La première conférence de presse nationale des initiateurs de l’appel au boycott des élections présidentielles s’est tenue mardi 11 janvier, en présence de deux médias, Médiapart et l’Humanité, dont on attend de voir ce qu’ils en feront. Son contenu est en ligne. Plus les évènements se succèdent, plus cette initiative se distingue par une qualité, en regard des campagnes des divers candidats relevant de la gauche ou visant à réunir certains d’entre eux : son réalisme.
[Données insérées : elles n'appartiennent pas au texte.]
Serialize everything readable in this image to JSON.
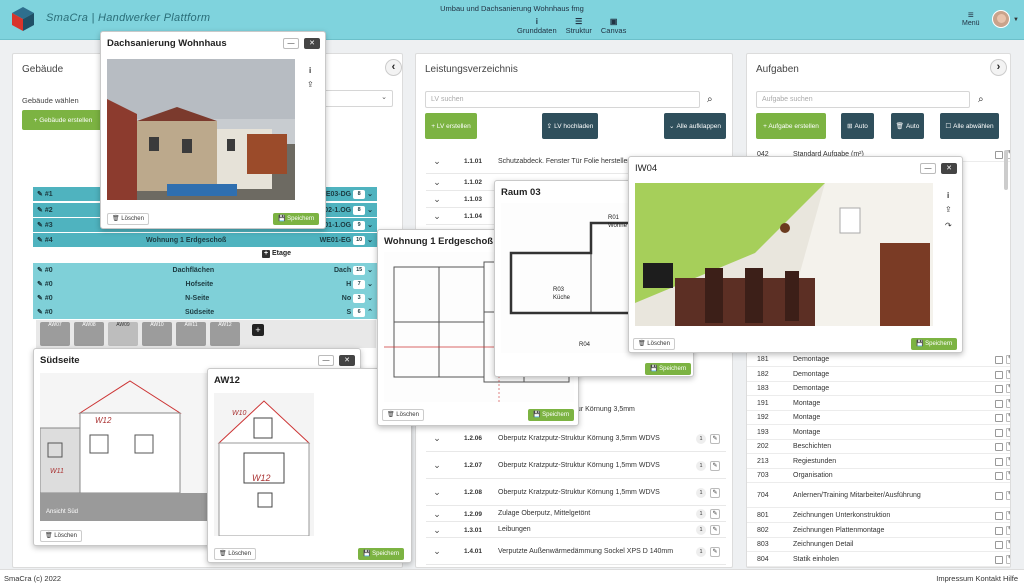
{
  "header": {
    "brand": "SmaCra | Handwerker Plattform",
    "project": "Umbau und Dachsanierung Wohnhaus fmg",
    "nav": [
      {
        "icon": "info-icon",
        "label": "Grunddaten"
      },
      {
        "icon": "structure-icon",
        "label": "Struktur"
      },
      {
        "icon": "image-icon",
        "label": "Canvas"
      }
    ],
    "menu_label": "Menü"
  },
  "gebaeude": {
    "title": "Gebäude",
    "select_label": "Gebäude wählen",
    "create_btn": "+ Gebäude erstellen",
    "floors": [
      {
        "label": "#1",
        "code": "E03-DG",
        "count": "8"
      },
      {
        "label": "#2",
        "code": "E02-1.OG",
        "count": "8"
      },
      {
        "label": "#3",
        "code": "E01-1.OG",
        "count": "9"
      },
      {
        "label": "#4",
        "name": "Wohnung 1 Erdgeschoß",
        "code": "WE01-EG",
        "count": "10"
      }
    ],
    "etage_label": "Etage",
    "areas": [
      {
        "label": "#0",
        "name": "Dachflächen",
        "code": "Dach",
        "count": "15"
      },
      {
        "label": "#0",
        "name": "Hofseite",
        "code": "H",
        "count": "7"
      },
      {
        "label": "#0",
        "name": "N-Seite",
        "code": "No",
        "count": "3"
      },
      {
        "label": "#0",
        "name": "Südseite",
        "code": "S",
        "count": "6"
      }
    ],
    "tiles": [
      "AW07",
      "AW08",
      "AW09",
      "AW10",
      "AW11",
      "AW12"
    ]
  },
  "lv": {
    "title": "Leistungsverzeichnis",
    "search_placeholder": "LV suchen",
    "btn_create": "+ LV erstellen",
    "btn_upload": "LV hochladen",
    "btn_expand": "Alle aufklappen",
    "rows_top": [
      {
        "code": "1.1.01",
        "desc": "Schutzabdeck. Fenster Tür Folie herstellen beseitigen"
      },
      {
        "code": "1.1.02",
        "desc": ""
      },
      {
        "code": "1.1.03",
        "desc": ""
      },
      {
        "code": "1.1.04",
        "desc": ""
      }
    ],
    "rows_bottom": [
      {
        "code": "1.2.06",
        "desc": "Oberputz Kratzputz-Struktur Körnung 3,5mm WDVS",
        "count": "1"
      },
      {
        "code": "1.2.07",
        "desc": "Oberputz Kratzputz-Struktur Körnung 1,5mm WDVS",
        "count": "1"
      },
      {
        "code": "1.2.08",
        "desc": "Oberputz Kratzputz-Struktur Körnung 1,5mm WDVS",
        "count": "1"
      },
      {
        "code": "1.2.09",
        "desc": "Zulage Oberputz, Mittelgetönt",
        "count": "1"
      },
      {
        "code": "1.3.01",
        "desc": "Leibungen",
        "count": "1"
      },
      {
        "code": "1.4.01",
        "desc": "Verputzte Außenwärmedämmung Sockel XPS D 140mm",
        "count": "1"
      }
    ],
    "partial_row": "Oberputz Kratzputz-Struktur Körnung 3,5mm"
  },
  "aufgaben": {
    "title": "Aufgaben",
    "search_placeholder": "Aufgabe suchen",
    "btn_create": "+ Aufgabe erstellen",
    "btn_auto1": "Auto",
    "btn_auto2": "Auto",
    "btn_deselect": "Alle abwählen",
    "rows_top": [
      {
        "num": "042",
        "name": "Standard Aufgabe (m²)"
      }
    ],
    "rows": [
      {
        "num": "181",
        "name": "Demontage"
      },
      {
        "num": "182",
        "name": "Demontage"
      },
      {
        "num": "183",
        "name": "Demontage"
      },
      {
        "num": "191",
        "name": "Montage"
      },
      {
        "num": "192",
        "name": "Montage"
      },
      {
        "num": "193",
        "name": "Montage"
      },
      {
        "num": "202",
        "name": "Beschichten"
      },
      {
        "num": "213",
        "name": "Regiestunden"
      },
      {
        "num": "703",
        "name": "Organisation"
      },
      {
        "num": "704",
        "name": "Anlernen/Training Mitarbeiter/Ausführung"
      },
      {
        "num": "801",
        "name": "Zeichnungen Unterkonstruktion"
      },
      {
        "num": "802",
        "name": "Zeichnungen Plattenmontage"
      },
      {
        "num": "803",
        "name": "Zeichnungen Detail"
      },
      {
        "num": "804",
        "name": "Statik einholen"
      }
    ]
  },
  "windows": {
    "dach": {
      "title": "Dachsanierung Wohnhaus",
      "delete": "Löschen",
      "save": "Speichern"
    },
    "sued": {
      "title": "Südseite",
      "caption": "Ansicht Süd",
      "delete": "Löschen"
    },
    "aw12": {
      "title": "AW12",
      "delete": "Löschen",
      "save": "Speichern"
    },
    "wohnung": {
      "title": "Wohnung 1 Erdgeschoß",
      "delete": "Löschen",
      "save": "Speichern"
    },
    "raum": {
      "title": "Raum 03",
      "delete": "Löschen",
      "save": "Speichern",
      "labels": [
        "R01",
        "Wohne",
        "R03",
        "Küche",
        "R04"
      ]
    },
    "iw04": {
      "title": "IW04",
      "delete": "Löschen",
      "save": "Speichern"
    }
  },
  "footer": {
    "copyright": "SmaCra (c) 2022",
    "links": "Impressum Kontakt Hilfe"
  },
  "colors": {
    "accent": "#7fd3dd",
    "green": "#7cb342",
    "dark": "#2f4f5c",
    "floor": "#4fb3bf"
  }
}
La grève générale de l’enseignement public, réalisée le jeudi 13 janvier, pose la question d’un affrontement social semblable, généralisé à tout le pays, contre Macron et son régime, Macron qui vient d’annoncer qu’il mettrait fin à la « quasi-gratuité » (sic !) des études universitaires.

La recherche de l’affrontement social va s’approfondir et se poursuivre en pleines présidentielles : c’est dire que la masse du salariat, actifs, jeunes, retraités, chômeurs, n’est pas branchée sur elles !

Mais les faits relevant de la « campagne » proprement dite confirment eux-mêmes son inanité croissante. Le très relatif espoir de quelques secteurs à propos de la « Primaire populaire » et de la candidature « unitaire » de C. Taubira, sans même parler de son orientation politique réelle, est à présent douché : ladite « primaire » a pour visée de lancer cette candidature supplémentaire, sur fond de nouvelles convulsions au PS.

D’autre part, plusieurs candidats disent avoir un problème d’obtention des parrainages de 500 élus : Zemmour et Le Pen, ainsi que J.L. Mélenchon, et aussi P. Poutou. Le système des parrainages et le caractère plébiscitaire de l’élection se voulant au-dessus des classes, des partis et des élus, sont contradictoires. Il est probable que le seul de ces candidats à être réellement menacé soit Philippe Poutou, mais il est vrai que l’expression de telles craintes ne fait que souligner un peu plus le caractère antidémocratique de la totalité de ce scrutin.

Au moment précis où, après la grève générale de l’enseignement public, les signataires doivent se coordonner et des comités locaux pour le boycott doivent voir le jour, le groupe Dynamique populaire constituante, animé par Jacques Nikonoff qui est signataire de l’appel au boycott que nous avons contribué à initier, a eu une très mauvaise idée : s’adresser à Le Pen, Zemmour et Mélenchon disant avoir du mal avec la collecte de leurs parrainages, pour qu’ils boycottent la présidentielle !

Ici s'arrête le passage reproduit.